The Only Way to Survive


Over the past week, I was at the ASD Market Week in Las Vegas, one of the world’s largest wholesale events. I have attended each year since the spring of 2013, and my primary mission was to pre-order good products each time, but after starting my consulting business, last year, rather than going to purchase products, I have learned to anticipate the trends of the year and attend so I can meet good potential partners. In particular, two years ago, at this very event, I met and formed a good partnership, which resulted in our creating great accomplishments, so this event is also rich in connections. Last week, I went to this event as an exhibitor to support my partner’s booth.

ASD Market Week in Las Vegas is held twice a year and consists mainly of booths that deal with miscellaneous goods such as jewelry-like accessories, perfumes, cosmetics, bags, clothing, e-cigarettes, ornaments, etc. As a place that showcases the world’s most diverse range of products with approximately 45,000 buyers from over 90 countries gathered in one place.  You can see what the newest trends are and check out new items, and because you can also make a variety of networks, this event offers tremendous business opportunities for potential buyers.

In fact, most of the visitors and buyers that attend are not just viewing products or looking for unique items. Usually, they visit the booths of companies that they already order from, look over the newest products, and immediately put in an order. I remember that it was like this at least four years ago. We met each other every half year, exchanged pleasantries, shared our opinions on the new products, negotiated prices, put in the order, and after a few weeks from the event, I would receive the products and immediately deliver them to a large company.


Eventually, it became an event that prioritized existing customers rather than seeking new customers.
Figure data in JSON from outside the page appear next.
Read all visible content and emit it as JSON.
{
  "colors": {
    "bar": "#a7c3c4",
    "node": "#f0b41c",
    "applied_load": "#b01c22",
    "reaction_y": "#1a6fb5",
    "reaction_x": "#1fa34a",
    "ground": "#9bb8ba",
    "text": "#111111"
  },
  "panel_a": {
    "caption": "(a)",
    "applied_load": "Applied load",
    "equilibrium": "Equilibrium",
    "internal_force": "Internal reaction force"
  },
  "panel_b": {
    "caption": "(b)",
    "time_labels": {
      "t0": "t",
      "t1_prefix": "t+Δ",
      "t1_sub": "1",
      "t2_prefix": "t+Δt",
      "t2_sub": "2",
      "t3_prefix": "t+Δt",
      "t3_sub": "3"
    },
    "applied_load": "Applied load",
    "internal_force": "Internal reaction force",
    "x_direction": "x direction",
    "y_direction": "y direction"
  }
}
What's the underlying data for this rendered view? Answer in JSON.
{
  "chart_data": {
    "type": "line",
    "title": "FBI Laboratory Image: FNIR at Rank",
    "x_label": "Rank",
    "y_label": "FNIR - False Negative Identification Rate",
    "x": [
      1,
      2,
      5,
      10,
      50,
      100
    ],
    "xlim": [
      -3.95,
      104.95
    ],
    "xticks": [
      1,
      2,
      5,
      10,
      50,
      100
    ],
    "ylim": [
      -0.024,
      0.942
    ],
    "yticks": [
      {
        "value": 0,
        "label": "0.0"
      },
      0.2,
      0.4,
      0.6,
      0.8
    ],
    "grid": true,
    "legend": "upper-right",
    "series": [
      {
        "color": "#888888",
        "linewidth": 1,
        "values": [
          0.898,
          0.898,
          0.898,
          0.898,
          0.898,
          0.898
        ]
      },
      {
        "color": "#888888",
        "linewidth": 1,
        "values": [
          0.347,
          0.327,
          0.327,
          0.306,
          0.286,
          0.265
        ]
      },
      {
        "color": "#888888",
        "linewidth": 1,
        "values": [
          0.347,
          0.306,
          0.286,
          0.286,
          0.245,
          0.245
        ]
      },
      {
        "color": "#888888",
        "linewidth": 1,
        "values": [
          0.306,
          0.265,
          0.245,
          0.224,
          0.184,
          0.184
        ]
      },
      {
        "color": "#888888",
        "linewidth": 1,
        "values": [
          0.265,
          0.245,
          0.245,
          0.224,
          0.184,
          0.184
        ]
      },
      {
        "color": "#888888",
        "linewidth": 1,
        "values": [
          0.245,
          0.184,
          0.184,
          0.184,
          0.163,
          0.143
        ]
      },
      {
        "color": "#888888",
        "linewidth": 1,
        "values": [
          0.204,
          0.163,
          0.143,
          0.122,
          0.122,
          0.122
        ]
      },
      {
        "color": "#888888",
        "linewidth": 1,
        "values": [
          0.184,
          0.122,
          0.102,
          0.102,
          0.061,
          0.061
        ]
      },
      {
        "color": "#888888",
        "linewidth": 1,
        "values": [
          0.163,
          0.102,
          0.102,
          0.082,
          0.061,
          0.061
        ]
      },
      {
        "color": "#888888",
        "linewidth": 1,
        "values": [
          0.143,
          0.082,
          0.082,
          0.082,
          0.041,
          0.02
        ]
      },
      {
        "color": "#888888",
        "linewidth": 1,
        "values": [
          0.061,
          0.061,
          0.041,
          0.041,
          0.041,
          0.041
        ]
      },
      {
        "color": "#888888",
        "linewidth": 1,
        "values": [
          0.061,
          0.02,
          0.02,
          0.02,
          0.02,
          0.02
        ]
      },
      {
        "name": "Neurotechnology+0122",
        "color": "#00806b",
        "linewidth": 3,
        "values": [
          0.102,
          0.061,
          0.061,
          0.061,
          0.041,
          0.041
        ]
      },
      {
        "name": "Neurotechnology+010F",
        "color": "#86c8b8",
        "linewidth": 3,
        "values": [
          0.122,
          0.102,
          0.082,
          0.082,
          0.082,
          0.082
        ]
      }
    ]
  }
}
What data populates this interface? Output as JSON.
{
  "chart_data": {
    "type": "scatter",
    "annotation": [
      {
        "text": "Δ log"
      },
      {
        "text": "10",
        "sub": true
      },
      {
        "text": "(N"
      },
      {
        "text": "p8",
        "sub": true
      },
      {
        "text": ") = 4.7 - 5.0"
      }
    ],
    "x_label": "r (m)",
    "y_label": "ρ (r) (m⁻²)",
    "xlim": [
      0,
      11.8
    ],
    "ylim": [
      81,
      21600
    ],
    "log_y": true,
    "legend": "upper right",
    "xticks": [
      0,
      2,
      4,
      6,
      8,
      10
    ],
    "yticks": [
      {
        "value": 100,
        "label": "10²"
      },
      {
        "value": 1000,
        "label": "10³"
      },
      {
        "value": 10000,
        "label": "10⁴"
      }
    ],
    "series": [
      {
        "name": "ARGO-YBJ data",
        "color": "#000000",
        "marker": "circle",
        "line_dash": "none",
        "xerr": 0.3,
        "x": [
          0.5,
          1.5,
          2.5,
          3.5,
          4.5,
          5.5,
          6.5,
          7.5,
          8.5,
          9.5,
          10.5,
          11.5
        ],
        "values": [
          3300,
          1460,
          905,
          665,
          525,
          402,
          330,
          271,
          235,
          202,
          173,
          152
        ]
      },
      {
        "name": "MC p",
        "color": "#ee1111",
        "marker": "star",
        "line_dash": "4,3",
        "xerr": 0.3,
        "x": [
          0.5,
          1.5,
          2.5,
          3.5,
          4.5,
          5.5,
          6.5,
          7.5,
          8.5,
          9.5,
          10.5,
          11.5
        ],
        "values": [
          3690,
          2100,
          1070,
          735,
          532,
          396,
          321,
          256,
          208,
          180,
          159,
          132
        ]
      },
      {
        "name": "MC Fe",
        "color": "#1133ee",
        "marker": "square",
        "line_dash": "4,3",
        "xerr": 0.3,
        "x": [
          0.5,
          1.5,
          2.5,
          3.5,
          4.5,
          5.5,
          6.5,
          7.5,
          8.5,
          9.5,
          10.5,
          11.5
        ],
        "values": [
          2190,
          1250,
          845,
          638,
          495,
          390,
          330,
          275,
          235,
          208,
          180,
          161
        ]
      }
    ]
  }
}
This event was created by B2B wholesalers to exhibit goods, so most buyers have sufficient purchasing power, and since each buyer spends at least $80,000, it is a great opportunity for exhibitors.

However, I felt that the atmosphere has started to change since last year. The droves of buyers have begun to diminish gradually, and as there are growing empty booth spaces, I feel as if this event is becoming an industrial has-been. The B2B market has been struggling with Amazon and the online market for the past few years, and the offline businesses are crumbling, strangely matching this timing.

A remarkable thing is that many former wholesale buyers have dropped significantly, but in comparison, too many retail buyers have increased. Most of them have stores, so unlike the past, where they would order large quantities and deliver them to large companies.  In recent years, there has been a growing number of online retailers who buy in small quantities and sell them online. Also, the majority of the buyers attend not to purchase products but to check on prices and read the trends like myself.

“Nothing changes if nothing changes.”

Observing the event for the past few days, I saw that even though the event has been decreasing each year, the booth exhibitors have not strayed from their traditional methods. Despite the fact that the trends and distribution structure has changed, sellers still expect to receive even larger orders as they promote their products in the same way. Do they know that we live in a world where you can find anything with a simple search?


Not long ago, we heard the news that Toys R Us was preparing to liquidate all their stores in the United States. This was the natural outcome of their inadequate response to the online age and their decline in their ability to reach the changes in the digital environment.

Ultimately, responding quickly to the changing times is the only way to survive in this world that changes daily.